Knight discusses if virtual-reality "Metaversities" are a risk to students' data privacy
This fall, hundreds of students across 10 colleges will join a small but growing cohort nationwide that is attending class in another dimension — the digital one.
What does that mean, exactly, for their data privacy?
To find out, The Chronicle analyzed university-vendor contracts, obtained under the Freedom of Information Act, from five of the institutions that plan to pilot “metaversities”: digital, immersive replicas of their campuses that dozens of their students will visit and even attend classes in, using virtual-reality headsets.
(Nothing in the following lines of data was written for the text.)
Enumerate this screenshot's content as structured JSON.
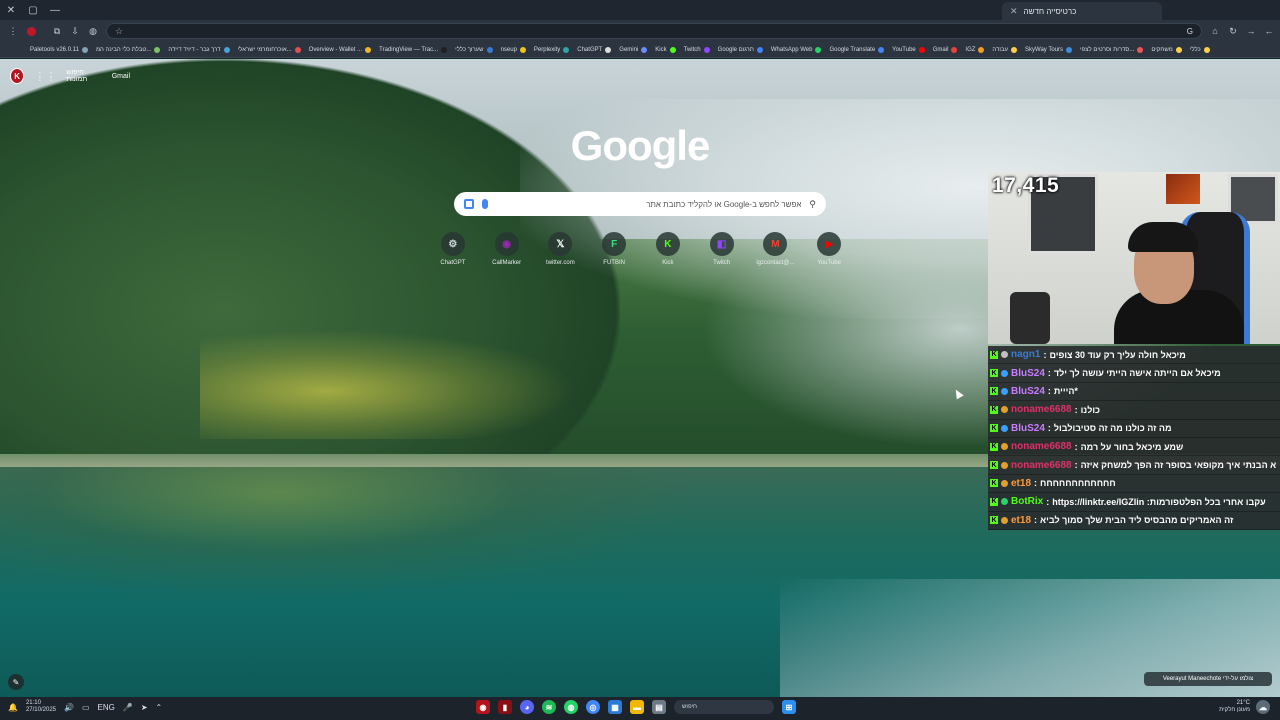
{
  "browser": {
    "tab_title": "כרטיסייה חדשה",
    "window_buttons": [
      "✕",
      "▢",
      "—"
    ],
    "new_tab": "+",
    "bookmarks": [
      {
        "label": "Paletools v26.0.11",
        "color": "#8aa0b5"
      },
      {
        "label": "טבלת כלי הבינה המ...",
        "color": "#7fbf6a"
      },
      {
        "label": "דרך גבר - דיויד דיידה",
        "color": "#4aa3d8"
      },
      {
        "label": "אוכרחומרמי ישראלי...",
        "color": "#e05050"
      },
      {
        "label": "Overview - Wallet ...",
        "color": "#f0b429"
      },
      {
        "label": "TradingView — Trac...",
        "color": "#202020"
      },
      {
        "label": "שערוך כללי",
        "color": "#3a7bd5"
      },
      {
        "label": "nseup",
        "color": "#f0c419"
      },
      {
        "label": "Perplexity",
        "color": "#2fa6a6"
      },
      {
        "label": "ChatGPT",
        "color": "#dddddd"
      },
      {
        "label": "Gemini",
        "color": "#6a8cff"
      },
      {
        "label": "Kick",
        "color": "#53fc18"
      },
      {
        "label": "Twitch",
        "color": "#9146ff"
      },
      {
        "label": "Google תרגום",
        "color": "#4285f4"
      },
      {
        "label": "WhatsApp Web",
        "color": "#25d366"
      },
      {
        "label": "Google Translate",
        "color": "#4285f4"
      },
      {
        "label": "YouTube",
        "color": "#ff0000"
      },
      {
        "label": "Gmail",
        "color": "#ea4335"
      },
      {
        "label": "IGZ",
        "color": "#f0a020"
      },
      {
        "label": "עבודה",
        "color": "#ffd04a"
      },
      {
        "label": "SkyWay Tours",
        "color": "#3c8dde"
      },
      {
        "label": "סדרות וסרטים לצפי...",
        "color": "#e55"
      },
      {
        "label": "משחקים",
        "color": "#ffd04a"
      },
      {
        "label": "כללי",
        "color": "#ffd04a"
      }
    ]
  },
  "google": {
    "gmail": "Gmail",
    "images": "חיפוש תמונות",
    "avatar_letter": "K",
    "logo": "Google",
    "search_placeholder": "אפשר לחפש ב-Google או להקליד כתובת אתר",
    "shortcuts": [
      {
        "label": "ChatGPT",
        "glyph": "⚙",
        "color": "#cfd8dc"
      },
      {
        "label": "CallMarker",
        "glyph": "◉",
        "color": "#9c27b0"
      },
      {
        "label": "twitter.com",
        "glyph": "𝕏",
        "color": "#ffffff"
      },
      {
        "label": "FUTBIN",
        "glyph": "F",
        "color": "#3ddc84"
      },
      {
        "label": "Kick",
        "glyph": "K",
        "color": "#53fc18"
      },
      {
        "label": "Twitch",
        "glyph": "◧",
        "color": "#9146ff"
      },
      {
        "label": "igzcontact@...",
        "glyph": "M",
        "color": "#ea4335"
      },
      {
        "label": "YouTube",
        "glyph": "▶",
        "color": "#ff0000"
      }
    ],
    "credit": "צולמו על-ידי Veerayut Maneechote"
  },
  "stream": {
    "viewers": "17,415",
    "chat": [
      {
        "user": "nagn1",
        "user_color": "#3a7bd5",
        "text": "מיכאל חולה עליך רק עוד 30 צופים",
        "badge2": "#c0c0c0"
      },
      {
        "user": "BluS24",
        "user_color": "#c77dff",
        "text": "מיכאל אם הייתה אישה הייתי עושה לך ילד",
        "badge2": "#3aa0ff"
      },
      {
        "user": "BluS24",
        "user_color": "#c77dff",
        "text": "*הייית",
        "badge2": "#3aa0ff"
      },
      {
        "user": "noname6688",
        "user_color": "#e0306a",
        "text": "כולנו",
        "badge2": "#e0a030"
      },
      {
        "user": "BluS24",
        "user_color": "#c77dff",
        "text": "מה זה כולנו מה זה סטיבולבול",
        "badge2": "#3aa0ff"
      },
      {
        "user": "noname6688",
        "user_color": "#e0306a",
        "text": "שמע מיכאל בחור על רמה",
        "badge2": "#e0a030"
      },
      {
        "user": "noname6688",
        "user_color": "#e0306a",
        "text": "א הבנתי איך מקופאי בסופר זה הפך למשחק איזה",
        "badge2": "#e0a030"
      },
      {
        "user": "et18",
        "user_color": "#ff9b3d",
        "text": "חחחחחחחחחחחח",
        "badge2": "#e0a030"
      },
      {
        "user": "BotRix",
        "user_color": "#53fc18",
        "text": "עקבו אחרי בכל הפלטפורמות: https://linktr.ee/IGZlin",
        "badge2": "#2fd06b"
      },
      {
        "user": "et18",
        "user_color": "#ff9b3d",
        "text": "זה האמריקים מהבסיס ליד הבית שלך סמוך לביא",
        "badge2": "#e0a030"
      }
    ]
  },
  "taskbar": {
    "time": "21:10",
    "date": "27/10/2025",
    "lang": "ENG",
    "search_placeholder": "חיפוש",
    "temp": "21°C",
    "weather": "מעונן חלקית"
  }
}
Their analysis unearthed inconsistencies in the provisions the contracts outlined for data privacy and security. It also found no mention of two third-party companies — one of which is Meta, Facebook’s parent company and a tech conglomerate not historically known for best practices in this realm — that will be collecting various pieces of student data during the two-year pilot.
The differences across the contracts could be attributable to a host of factors, experts said: A college’s own data-governance policies, and relevant state laws (see the California Consumer Privacy Act of 2018). Resources, and the number of general-counsel staff on hand to review contracts. The presumed lower stakes of a pilot project, and a price tag that, in the contracts The Chronicle reviewed, falls between $12,000 and $40,000.
Broadly speaking, especially if a new, exciting venture is generating community buzz, colleges’ main priorities are likely to be “to get to ‘Yes,’” said Jeff Knight, an education lawyer at Bricker & Eckler LLP. “They’re trying not to be a blocking agent.”